I've been thinking about how it feels when you don't have as much money as you'd like — whether you've just got the change at the bottom of your purse or pocket, or you're down to your last $5 before you get paid in a week, or your neighbors have so much more than you do that whatever's in the bank doesn't feel like it's enough.

Many things conspire to make us feel diminished by this. If you're going to fight back against that — and I think you should, even when your balance sheet shows more money than just spare change — you've got to do a sort of mental shift, an Escher-like move in your head. And then you'll see something where many people see nothing, and you'll be better able to give when you earlier felt you had nothing worth giving. I'm not talking about true poverty, by the way, but about the moments when we feel like we don't have enough, although objectively speaking, we have everything we need (shelter, food, warmth). I'm speaking of a kind of impoverishment that's foisted on us by the culture we live in, a feeling that we're lacking something, which creates the kind of panic that leads us to buy a lot of things at Walmart we don't really need.

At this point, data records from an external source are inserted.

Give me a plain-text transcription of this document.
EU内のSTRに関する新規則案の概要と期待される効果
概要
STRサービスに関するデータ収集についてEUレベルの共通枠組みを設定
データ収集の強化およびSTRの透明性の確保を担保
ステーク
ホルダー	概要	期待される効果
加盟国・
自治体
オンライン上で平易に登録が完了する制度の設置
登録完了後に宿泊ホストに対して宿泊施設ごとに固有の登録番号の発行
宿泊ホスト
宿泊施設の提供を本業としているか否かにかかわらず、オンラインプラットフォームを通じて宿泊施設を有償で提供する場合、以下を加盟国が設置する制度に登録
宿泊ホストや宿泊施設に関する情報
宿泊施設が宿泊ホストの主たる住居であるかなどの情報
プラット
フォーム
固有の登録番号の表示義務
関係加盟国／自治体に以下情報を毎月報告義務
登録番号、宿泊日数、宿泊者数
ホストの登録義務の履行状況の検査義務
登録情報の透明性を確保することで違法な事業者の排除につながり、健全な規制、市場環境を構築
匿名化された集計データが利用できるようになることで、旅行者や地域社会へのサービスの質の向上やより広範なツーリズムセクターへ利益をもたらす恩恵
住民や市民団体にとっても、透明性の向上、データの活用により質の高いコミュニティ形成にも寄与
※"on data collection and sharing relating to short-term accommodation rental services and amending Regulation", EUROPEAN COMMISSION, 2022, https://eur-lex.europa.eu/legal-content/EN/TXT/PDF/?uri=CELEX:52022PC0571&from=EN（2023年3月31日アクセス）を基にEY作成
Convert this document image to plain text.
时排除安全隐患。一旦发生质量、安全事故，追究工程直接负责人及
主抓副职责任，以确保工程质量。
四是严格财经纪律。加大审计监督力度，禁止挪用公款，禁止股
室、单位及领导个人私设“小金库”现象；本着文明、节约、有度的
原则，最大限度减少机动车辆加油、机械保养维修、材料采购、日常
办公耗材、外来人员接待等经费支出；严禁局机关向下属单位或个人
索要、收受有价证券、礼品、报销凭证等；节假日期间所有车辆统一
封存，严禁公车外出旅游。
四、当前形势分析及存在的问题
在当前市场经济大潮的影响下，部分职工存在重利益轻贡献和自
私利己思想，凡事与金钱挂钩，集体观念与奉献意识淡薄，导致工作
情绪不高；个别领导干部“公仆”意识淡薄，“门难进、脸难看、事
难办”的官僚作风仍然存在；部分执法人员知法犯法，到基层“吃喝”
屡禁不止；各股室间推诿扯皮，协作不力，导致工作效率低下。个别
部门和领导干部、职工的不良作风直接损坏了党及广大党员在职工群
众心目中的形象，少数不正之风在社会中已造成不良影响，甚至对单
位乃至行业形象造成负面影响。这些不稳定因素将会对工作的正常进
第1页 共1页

In some communities, there are established social behaviors that help people triumph over feelings of impoverishment. In New Orleans, there's even a word for it: Lagniappe. It's a word that sums up a way of operating in the world that's generous and open-handed, even when everyone involved might be described as struggling.  The first time I heard it was in 1984, when I lived in a condemned apartment in Jackson Square, not far from the Mississippi River, over a kite shop. I guess it's kind of obvious it was a time when I had more leisure than money. But it was also a time when, between the hours of 4 and 6 in the afternoon at a bar by the river, you could get really good oysters for ten cents on Fridays, simply because it was Friday.

Mark Twain is — as he always is — the best place to get a fuller sense of this idea:

We picked up one excellent word — a word worth traveling to New Orleans to get; a nice limber, expressive, handy word — "lagniappe."  They pronounce it lanny-yap.  It is Spanish — so they said.  We discovered it at the head of a column of odds and ends in the Picayune, the first day; heard twenty people use it the second; inquired what it meant the third; adopted it and got facility in swinging it the fourth.  It has a restricted meaning, but I think people spread it out a little when they choose.  It is the equivalent of the thirteenth roll in a "baker's dozen."  It is something thrown in, gratis, for good measure.  The custom originated in the Spanish quarter of the city.  When a child or a servant buys something in a shop — or even the mayor or the governor, for aught I know — he finishes the operation by saying:
    "Give me something for lagniappe."
    The shopman always responds; gives a child a bit of liquorice root, gives the servant a cheap cigar or a spool of thread, give the governor — I don't know what he gives the governor; support, likely.
    When you are invited to drink — and this does occur now and then in New Orleans — and you say, "What, again? — no, I've had enough"; the other party says, "But just this one more time — this is for lagniappe."  When the beau perceives that he is stacking his compliments a trifle too high, and sees by the young lady's countenance that the edifice would have been better with the top compliment left off, he puts his "I beg pardon — no harm intended," into the briefer form of "Oh, that's for lagniappe."  If the waiter in the restaurant stumbles and spills a gill of coffee down the back of your neck, he says, "For lagniappe, sah," and gets you another cup without extra charge.
 

from Life on the Mississippi, 1883

That's it — a little something extra, something nobody expects, something that's small, but brings pleasure.  I'm going to make a list of those things, and then I'm going to make them a bigger part of the way I live now.